The current education system has failed to meet the needs of students, teachers, and society as a whole. One reason for this is the direction the education system has headed. That being in the direction of hierarchy, standardization, and the alienation of learning from the student. This is the wrong direction, and it is captained by those who should have no say in the matter. Administrators, politicians, and directors are all people who are not in the classroom and thus are separated from the very environment they are controlling. Education must become democratic. I do not mean the idea of a “representative democracy.” That is not a democracy. I mean a directly democratic education.
The current system is built upon outdated and faulty notions of what learning is. The idea that students are buckets to be filled. This has created the problem of what to fill the bucket with, leading education reform to focus on standardization. These standards breed disengagement on the part of the student and hammers out their natural creativity and innate desire to learn. Students only learn to memorize and obey, not to actually internalize the information. Standardized testing only deepens this value of memorization and obedience. It also tells students, and society at large, that these topics are what is considered intelligence. This is not to say that some students aren’t able to survive this environment with good grades, but it is at the cost of their creativity and ability to learn. Many have to struggle needlessly hard, and many more fail and grow to despise learning. This system lacks adaptability, student engagement, and the environment to foster a love of learning. Teachers, as hard as they try, are not in a position to fix this. The system itself is inherently flawed, and the teachers are not in a position to change the system. Education reform is not handled by teachers, but by people completely removed from the classroom.
To counter the current system and address the flaws within it, democratic education provides answers and an alternative. Where the current system builds from hierarchy, democratic education’s foundation starts within the classroom. It is based upon values of student-centered education and individualized learning. Giving students a direct voice in their own education and the function of their school. In the same way a worker should own their own labor, a student should own their own education. This is not to say the teacher is subservient to the student. It is to say that the student and the teacher are equals in the classroom, both working towards a common goal. This requires students to have direct input on aspects of the classroom, such as the syllabus, classroom rules, and how they are to be evaluated. This can also expand outside of just the classroom, but also to the school level. Allowing students a direct say in how the school operates and their curriculum. Students and teachers would work together in free and open discussion to better meet the needs of both. Skeptics might call this utopian, but there are real-world examples we can draw from. Ranging from the anarchist schools of Spain, the Ferrer Movement, the Yasnaya Polyana school of Leo Tolstoy, or the Free School Movement.

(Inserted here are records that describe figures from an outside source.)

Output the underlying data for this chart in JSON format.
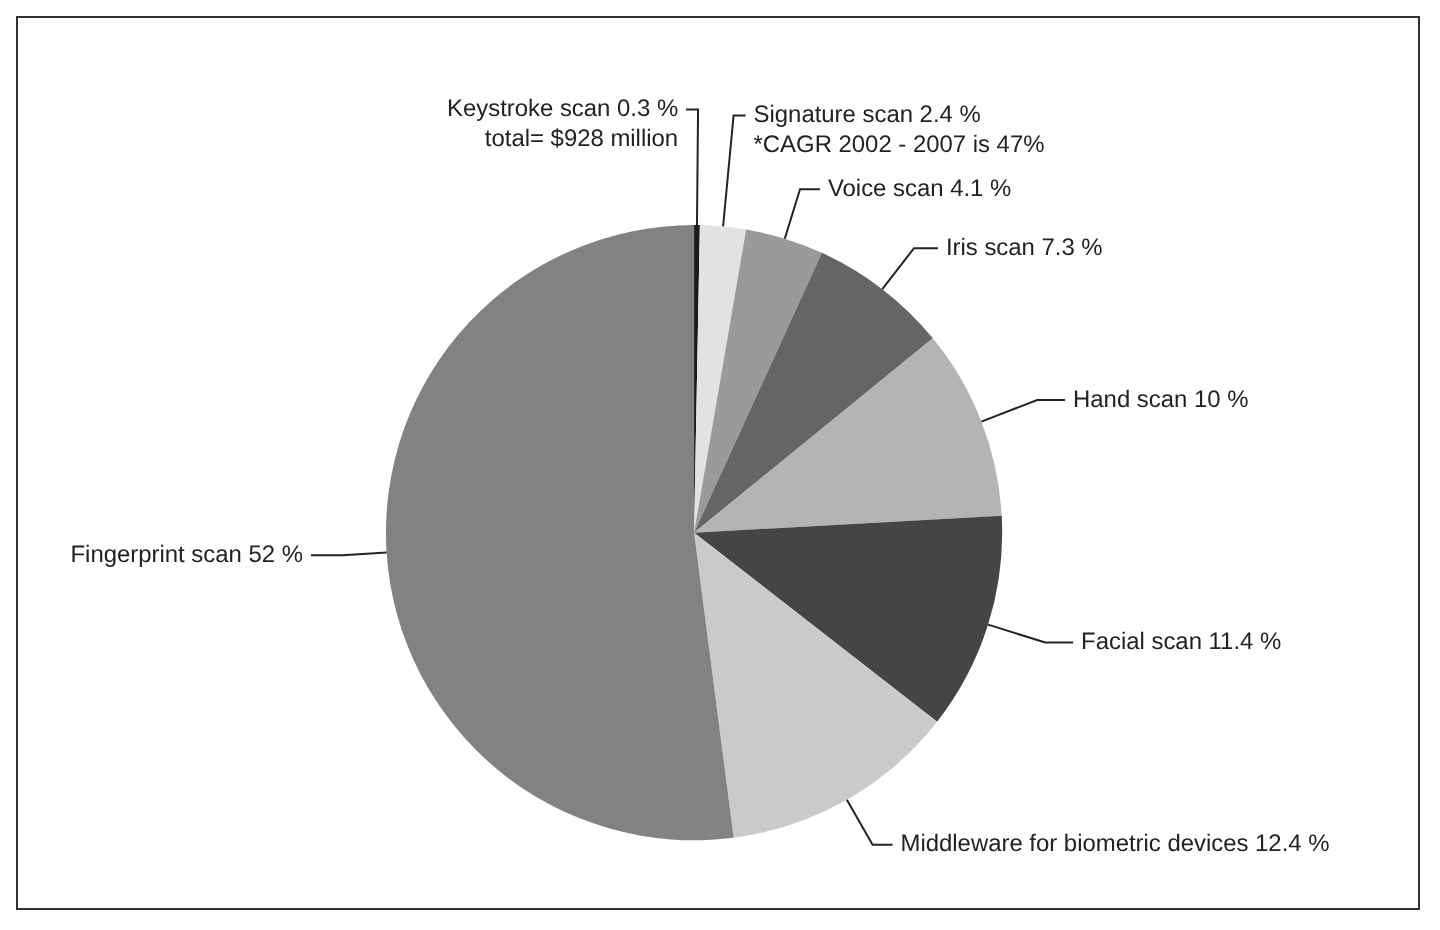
{
  "chart_data": {
    "type": "pie",
    "categories": [
      "Keystroke scan",
      "Signature scan",
      "Voice scan",
      "Iris scan",
      "Hand scan",
      "Facial scan",
      "Middleware for biometric devices",
      "Fingerprint scan"
    ],
    "values": [
      0.3,
      2.4,
      4.1,
      7.3,
      10,
      11.4,
      12.4,
      52
    ],
    "value_labels": [
      "0.3 %",
      "2.4 %",
      "4.1 %",
      "7.3 %",
      "10 %",
      "11.4 %",
      "12.4 %",
      "52 %"
    ],
    "colors": [
      "#1a1a1a",
      "#e2e2e2",
      "#9a9a9a",
      "#656565",
      "#b4b4b4",
      "#454545",
      "#cacaca",
      "#828282"
    ],
    "annotations": [
      "total= $928 million",
      "*CAGR 2002 - 2007 is 47%"
    ],
    "legend": false
  }
}
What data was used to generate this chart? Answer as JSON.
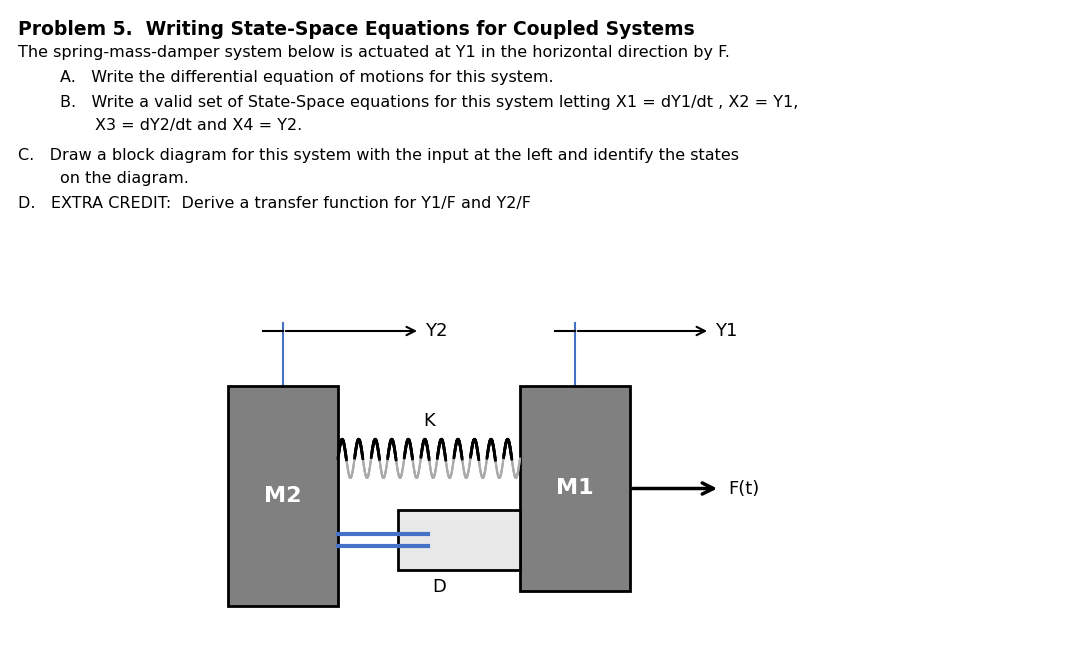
{
  "title": "Problem 5.  Writing State-Space Equations for Coupled Systems",
  "line1": "The spring-mass-damper system below is actuated at Y1 in the horizontal direction by F.",
  "item_A": "A.   Write the differential equation of motions for this system.",
  "item_B1": "B.   Write a valid set of State-Space equations for this system letting X1 = dY1/dt , X2 = Y1,",
  "item_B2": "X3 = dY2/dt and X4 = Y2.",
  "item_C1": "C.   Draw a block diagram for this system with the input at the left and identify the states",
  "item_C2": "on the diagram.",
  "item_D": "D.   EXTRA CREDIT:  Derive a transfer function for Y1/F and Y2/F",
  "bg_color": "#ffffff",
  "gray_mass": "#808080",
  "damper_light": "#e8e8e8",
  "blue_line": "#4472c4"
}
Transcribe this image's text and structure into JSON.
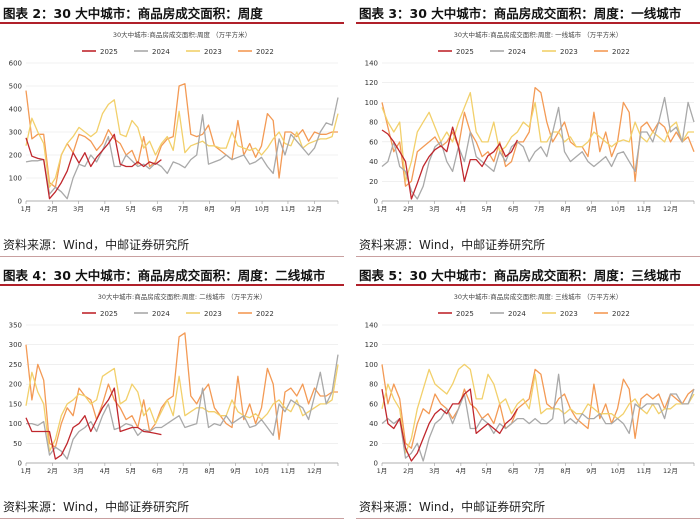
{
  "chart_data": [
    {
      "type": "line",
      "title": "图表 2：30 大中城市：商品房成交面积：周度",
      "subtitle": "30大中城市:商品房成交面积:周度 （万平方米）",
      "xlabel": "",
      "ylabel": "",
      "months": [
        "1月",
        "2月",
        "3月",
        "4月",
        "5月",
        "6月",
        "7月",
        "8月",
        "9月",
        "10月",
        "11月",
        "12月"
      ],
      "ylim": [
        0,
        600
      ],
      "yticks": [
        0,
        100,
        200,
        300,
        400,
        500,
        600
      ],
      "source": "资料来源：Wind，中邮证券研究所",
      "series": [
        {
          "name": "2025",
          "color": "#c0272d",
          "values": [
            275,
            195,
            185,
            180,
            10,
            40,
            80,
            130,
            210,
            165,
            210,
            150,
            190,
            220,
            250,
            290,
            160,
            150,
            150,
            170,
            150,
            170,
            160,
            180
          ]
        },
        {
          "name": "2024",
          "color": "#a9a9a9",
          "values": [
            170,
            175,
            175,
            180,
            30,
            60,
            40,
            10,
            100,
            160,
            150,
            200,
            170,
            220,
            280,
            150,
            150,
            200,
            175,
            150,
            160,
            140,
            165,
            150,
            120,
            170,
            160,
            145,
            180,
            200,
            375,
            160,
            170,
            180,
            200,
            180,
            190,
            200,
            160,
            170,
            190,
            150,
            120,
            270,
            200,
            290,
            260,
            230,
            200,
            230,
            300,
            340,
            330,
            450
          ]
        },
        {
          "name": "2023",
          "color": "#f2d06b",
          "values": [
            240,
            360,
            300,
            250,
            60,
            100,
            200,
            250,
            280,
            320,
            300,
            280,
            300,
            380,
            420,
            440,
            290,
            280,
            350,
            320,
            230,
            260,
            200,
            250,
            280,
            220,
            390,
            210,
            240,
            250,
            260,
            240,
            240,
            230,
            230,
            300,
            240,
            230,
            220,
            230,
            200,
            230,
            270,
            300,
            250,
            240,
            300,
            230,
            250,
            260,
            270,
            270,
            280,
            380
          ]
        },
        {
          "name": "2022",
          "color": "#f39a55",
          "values": [
            480,
            270,
            290,
            290,
            80,
            60,
            200,
            250,
            210,
            290,
            280,
            260,
            220,
            250,
            310,
            270,
            250,
            200,
            220,
            160,
            280,
            150,
            170,
            240,
            270,
            280,
            500,
            510,
            290,
            280,
            290,
            330,
            240,
            220,
            200,
            180,
            350,
            200,
            250,
            190,
            240,
            380,
            350,
            100,
            300,
            300,
            280,
            310,
            260,
            300,
            290,
            290,
            300,
            300
          ]
        }
      ]
    },
    {
      "type": "line",
      "title": "图表 3：30 大中城市：商品房成交面积：周度：一线城市",
      "subtitle": "30大中城市:商品房成交面积:周度: 一线城市 （万平方米）",
      "xlabel": "",
      "ylabel": "",
      "months": [
        "1月",
        "2月",
        "3月",
        "4月",
        "5月",
        "6月",
        "7月",
        "8月",
        "9月",
        "10月",
        "11月",
        "12月"
      ],
      "ylim": [
        0,
        140
      ],
      "yticks": [
        0,
        20,
        40,
        60,
        80,
        100,
        120,
        140
      ],
      "source": "资料来源：Wind，中邮证券研究所",
      "series": [
        {
          "name": "2025",
          "color": "#c0272d",
          "values": [
            72,
            68,
            60,
            50,
            40,
            2,
            18,
            35,
            45,
            52,
            56,
            50,
            75,
            55,
            20,
            42,
            42,
            35,
            46,
            50,
            58,
            45,
            50,
            62
          ]
        },
        {
          "name": "2024",
          "color": "#a9a9a9",
          "values": [
            35,
            40,
            60,
            35,
            30,
            10,
            2,
            15,
            40,
            55,
            60,
            40,
            30,
            55,
            40,
            70,
            45,
            40,
            35,
            30,
            50,
            40,
            55,
            60,
            55,
            40,
            50,
            55,
            45,
            70,
            95,
            50,
            40,
            45,
            50,
            40,
            35,
            40,
            45,
            35,
            48,
            50,
            40,
            30,
            70,
            70,
            60,
            80,
            105,
            70,
            75,
            60,
            100,
            80
          ]
        },
        {
          "name": "2023",
          "color": "#f2d06b",
          "values": [
            95,
            80,
            70,
            80,
            20,
            40,
            70,
            80,
            90,
            75,
            60,
            70,
            60,
            80,
            95,
            110,
            70,
            60,
            60,
            80,
            50,
            55,
            65,
            70,
            80,
            75,
            100,
            60,
            60,
            70,
            70,
            60,
            65,
            55,
            55,
            60,
            70,
            65,
            60,
            55,
            60,
            62,
            60,
            80,
            65,
            60,
            70,
            65,
            60,
            75,
            80,
            60,
            70,
            70
          ]
        },
        {
          "name": "2022",
          "color": "#f39a55",
          "values": [
            100,
            75,
            50,
            60,
            15,
            20,
            50,
            55,
            60,
            65,
            55,
            60,
            70,
            55,
            90,
            70,
            60,
            45,
            50,
            40,
            60,
            35,
            40,
            60,
            60,
            70,
            115,
            110,
            80,
            60,
            70,
            80,
            60,
            55,
            55,
            45,
            90,
            50,
            70,
            45,
            60,
            100,
            90,
            20,
            75,
            80,
            70,
            80,
            75,
            60,
            70,
            60,
            65,
            50
          ]
        }
      ]
    },
    {
      "type": "line",
      "title": "图表 4：30 大中城市：商品房成交面积：周度：二线城市",
      "subtitle": "30大中城市:商品房成交面积:周度: 二线城市 （万平方米）",
      "xlabel": "",
      "ylabel": "",
      "months": [
        "1月",
        "2月",
        "3月",
        "4月",
        "5月",
        "6月",
        "7月",
        "8月",
        "9月",
        "10月",
        "11月",
        "12月"
      ],
      "ylim": [
        0,
        350
      ],
      "yticks": [
        0,
        50,
        100,
        150,
        200,
        250,
        300,
        350
      ],
      "source": "资料来源：Wind，中邮证券研究所",
      "series": [
        {
          "name": "2025",
          "color": "#c0272d",
          "values": [
            115,
            80,
            80,
            80,
            80,
            10,
            20,
            50,
            90,
            100,
            120,
            80,
            110,
            140,
            160,
            190,
            80,
            85,
            90,
            90,
            80,
            78,
            75,
            72
          ]
        },
        {
          "name": "2024",
          "color": "#a9a9a9",
          "values": [
            100,
            100,
            95,
            105,
            20,
            40,
            30,
            10,
            60,
            80,
            90,
            105,
            80,
            120,
            150,
            85,
            90,
            100,
            95,
            70,
            85,
            80,
            90,
            90,
            100,
            110,
            120,
            90,
            95,
            100,
            190,
            90,
            100,
            95,
            120,
            100,
            110,
            120,
            90,
            95,
            110,
            90,
            70,
            150,
            130,
            160,
            150,
            140,
            110,
            170,
            230,
            150,
            180,
            275
          ]
        },
        {
          "name": "2023",
          "color": "#f2d06b",
          "values": [
            145,
            230,
            180,
            150,
            30,
            60,
            120,
            150,
            160,
            175,
            170,
            150,
            160,
            220,
            230,
            240,
            150,
            160,
            200,
            180,
            120,
            140,
            100,
            130,
            160,
            120,
            220,
            120,
            130,
            140,
            140,
            130,
            130,
            120,
            120,
            160,
            130,
            120,
            115,
            125,
            110,
            125,
            150,
            160,
            140,
            130,
            160,
            120,
            130,
            140,
            150,
            150,
            160,
            250
          ]
        },
        {
          "name": "2022",
          "color": "#f39a55",
          "values": [
            300,
            160,
            250,
            210,
            50,
            40,
            100,
            140,
            120,
            190,
            170,
            160,
            110,
            150,
            200,
            160,
            140,
            110,
            120,
            90,
            160,
            80,
            100,
            140,
            160,
            170,
            320,
            330,
            170,
            150,
            180,
            200,
            140,
            120,
            100,
            90,
            220,
            110,
            150,
            100,
            140,
            240,
            200,
            60,
            180,
            190,
            170,
            200,
            150,
            190,
            170,
            170,
            180,
            180
          ]
        }
      ]
    },
    {
      "type": "line",
      "title": "图表 5：30 大中城市：商品房成交面积：周度：三线城市",
      "subtitle": "30大中城市:商品房成交面积:周度: 三线城市 （万平方米）",
      "xlabel": "",
      "ylabel": "",
      "months": [
        "1月",
        "2月",
        "3月",
        "4月",
        "5月",
        "6月",
        "7月",
        "8月",
        "9月",
        "10月",
        "11月",
        "12月"
      ],
      "ylim": [
        0,
        140
      ],
      "yticks": [
        0,
        20,
        40,
        60,
        80,
        100,
        120,
        140
      ],
      "source": "资料来源：Wind，中邮证券研究所",
      "series": [
        {
          "name": "2025",
          "color": "#c0272d",
          "values": [
            75,
            40,
            35,
            45,
            15,
            2,
            10,
            25,
            40,
            50,
            55,
            50,
            60,
            60,
            70,
            75,
            30,
            35,
            40,
            35,
            30,
            40,
            45,
            55
          ]
        },
        {
          "name": "2024",
          "color": "#a9a9a9",
          "values": [
            40,
            45,
            40,
            45,
            5,
            10,
            20,
            2,
            25,
            40,
            45,
            55,
            40,
            55,
            70,
            35,
            35,
            45,
            40,
            30,
            40,
            35,
            40,
            45,
            45,
            40,
            45,
            40,
            40,
            45,
            90,
            40,
            45,
            40,
            50,
            45,
            45,
            50,
            40,
            40,
            45,
            40,
            30,
            60,
            55,
            60,
            60,
            60,
            45,
            70,
            70,
            60,
            60,
            75
          ]
        },
        {
          "name": "2023",
          "color": "#f2d06b",
          "values": [
            55,
            80,
            65,
            55,
            10,
            25,
            55,
            75,
            95,
            80,
            75,
            70,
            80,
            95,
            100,
            95,
            65,
            65,
            90,
            80,
            60,
            65,
            50,
            60,
            65,
            55,
            90,
            50,
            55,
            55,
            55,
            50,
            55,
            50,
            50,
            60,
            55,
            50,
            50,
            50,
            45,
            50,
            60,
            65,
            55,
            50,
            60,
            50,
            55,
            55,
            60,
            60,
            60,
            70
          ]
        },
        {
          "name": "2022",
          "color": "#f39a55",
          "values": [
            100,
            60,
            80,
            65,
            20,
            15,
            40,
            55,
            50,
            70,
            60,
            55,
            45,
            55,
            75,
            60,
            55,
            45,
            50,
            40,
            60,
            35,
            40,
            55,
            60,
            65,
            95,
            90,
            60,
            55,
            65,
            70,
            55,
            45,
            40,
            35,
            80,
            45,
            60,
            40,
            55,
            85,
            75,
            25,
            65,
            70,
            65,
            70,
            55,
            70,
            65,
            60,
            70,
            75
          ]
        }
      ]
    }
  ]
}
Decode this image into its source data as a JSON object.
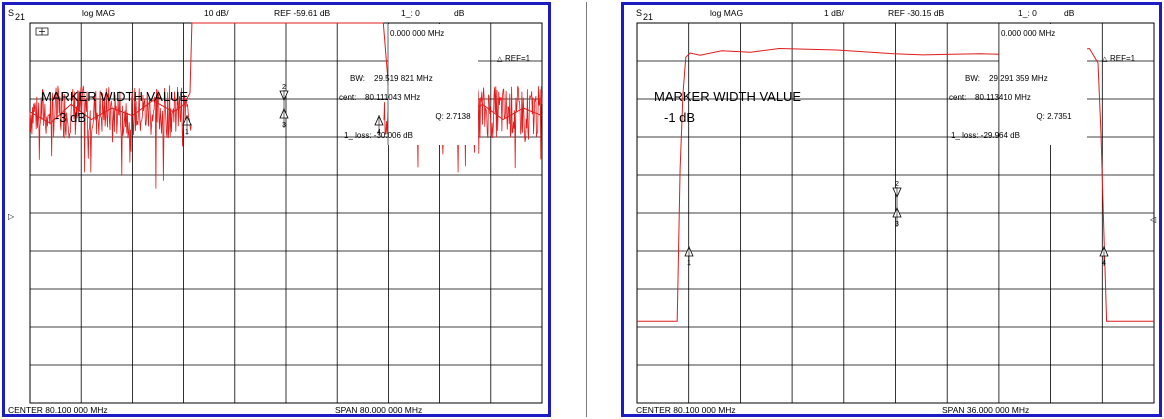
{
  "panels": [
    {
      "param_prefix": "S",
      "param_index": "21",
      "format": "log MAG",
      "scale": "10 dB/",
      "ref": "REF -59.61 dB",
      "ch_label": "1_: 0",
      "ch_unit": "dB",
      "corner_icon": "marker-table-icon",
      "marker_freq": "0.000 000 MHz",
      "ref_marker": "REF=1",
      "bw_label": "BW:",
      "bw_value": "29.519 821 MHz",
      "cent_label": "cent:",
      "cent_value": "80.111043 MHz",
      "q_label": "Q: 2.7138",
      "loss_label": "1_ loss: -30.006 dB",
      "annotation_title": "MARKER WIDTH VALUE",
      "annotation_value": "-3 dB",
      "center": "CENTER  80.100 000 MHz",
      "span": "SPAN  80.000 000 MHz",
      "trace_color": "#e11b1b"
    },
    {
      "param_prefix": "S",
      "param_index": "21",
      "format": "log MAG",
      "scale": "1 dB/",
      "ref": "REF -30.15 dB",
      "ch_label": "1_: 0",
      "ch_unit": "dB",
      "marker_freq": "0.000 000 MHz",
      "ref_marker": "REF=1",
      "bw_label": "BW:",
      "bw_value": "29.291 359 MHz",
      "cent_label": "cent:",
      "cent_value": "80.113410 MHz",
      "q_label": "Q: 2.7351",
      "loss_label": "1_ loss: -29.964 dB",
      "annotation_title": "MARKER WIDTH VALUE",
      "annotation_value": "-1 dB",
      "center": "CENTER  80.100 000 MHz",
      "span": "SPAN  36.000 000 MHz",
      "trace_color": "#e11b1b"
    }
  ],
  "chart_data": [
    {
      "type": "line",
      "x_center_mhz": 80.1,
      "x_span_mhz": 80,
      "x_range_mhz": [
        40.1,
        120.1
      ],
      "y_scale_db_per_div": 10,
      "y_ref_db": -59.61,
      "x_divisions": 10,
      "y_divisions": 10,
      "grid": true,
      "series": [
        {
          "x": [
            40.1,
            43.3,
            46.5,
            49.7,
            52.9,
            56.1,
            59.3,
            62.5,
            64.2,
            65.1,
            65.4,
            66.0,
            67.0,
            70.0,
            75.0,
            80.0,
            85.0,
            90.0,
            93.0,
            94.2,
            94.8,
            95.3,
            96.2,
            98.0,
            101.2,
            104.4,
            107.6,
            110.8,
            114.0,
            117.2,
            120.1
          ],
          "y": [
            -73,
            -76,
            -71,
            -75,
            -72,
            -74,
            -70,
            -73,
            -71,
            -68,
            -40,
            -30.5,
            -30.1,
            -30.0,
            -30.0,
            -30.0,
            -30.0,
            -30.0,
            -30.0,
            -30.1,
            -30.8,
            -45,
            -68,
            -71,
            -75,
            -72,
            -74,
            -71,
            -75,
            -72,
            -74
          ]
        }
      ],
      "markers": [
        "1",
        "2",
        "3",
        "4"
      ]
    },
    {
      "type": "line",
      "x_center_mhz": 80.1,
      "x_span_mhz": 36,
      "x_range_mhz": [
        62.1,
        98.1
      ],
      "y_scale_db_per_div": 1,
      "y_ref_db": -30.15,
      "x_divisions": 10,
      "y_divisions": 10,
      "grid": true,
      "series": [
        {
          "x": [
            62.1,
            64.9,
            65.1,
            65.3,
            65.5,
            65.8,
            66.5,
            68.0,
            70.0,
            72.0,
            74.0,
            76.0,
            78.0,
            80.0,
            82.0,
            84.0,
            86.0,
            88.0,
            90.0,
            91.5,
            93.0,
            93.6,
            94.2,
            94.4,
            94.6,
            94.8,
            95.0,
            98.1
          ],
          "y": [
            -37.0,
            -37.0,
            -33.0,
            -31.0,
            -30.05,
            -29.94,
            -30.0,
            -29.88,
            -29.92,
            -29.82,
            -29.84,
            -29.86,
            -29.91,
            -29.96,
            -29.99,
            -29.97,
            -29.96,
            -29.98,
            -29.92,
            -30.06,
            -29.86,
            -29.82,
            -30.2,
            -32.0,
            -34.5,
            -37.0,
            -37.0,
            -37.0
          ]
        }
      ],
      "markers": [
        "1",
        "2",
        "3",
        "4"
      ]
    }
  ]
}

To achieve this, it is important to build the system we want within the system of old. It is not enough to simply build the schools we want as alternatives and outside of the system, but to change the system from within through organizing. Students must organize themselves into horizontally organized student unions. Unions that are built around the ideas and principles of anti-hierarchy, free association, mutual aid, discussion and consensus, and egalitarianism. Students need to organize and work with their teachers as well as other essential staff of their schools in order to create an environment that is reflective of these unions. A school that is designed around these ideas and principles. This should not be limited to just your school but also spread and coordinated with other schools as a large-scale movement. We must demand systemic change, not just superficial concessions. This responsibility is also not left solely in the hands of the students, but all necessary aspects of a school. Teachers, janitors, secretaries, school drivers, librarians, and all roles deemed necessary for a school’s function should also organize and work together to achieve this change.
The system as it stands now fails to meet the needs of anyone but the state and the capitalists. It is not a system of education, but of domination and exploitation. It is felt by everyone who works in these schools. This necessitates change, change that must come from the bottom. This is a call for action for all who are failed and exploited by this system to build a new system around the ideas of democratic education. A system of equality, a love of learning, and freedom. Students, organize yourselves. Talk to your friends and peers and organize your classrooms. Talk to your teachers and include them. Build democratic classrooms and cultivate them in other classrooms. Teachers, talk to your coworkers and your students and build this change together. Administrators and politicians work against your interests because it profits them. Make the school function despite them and without them. Unionize, demand this change, and accept nothing less.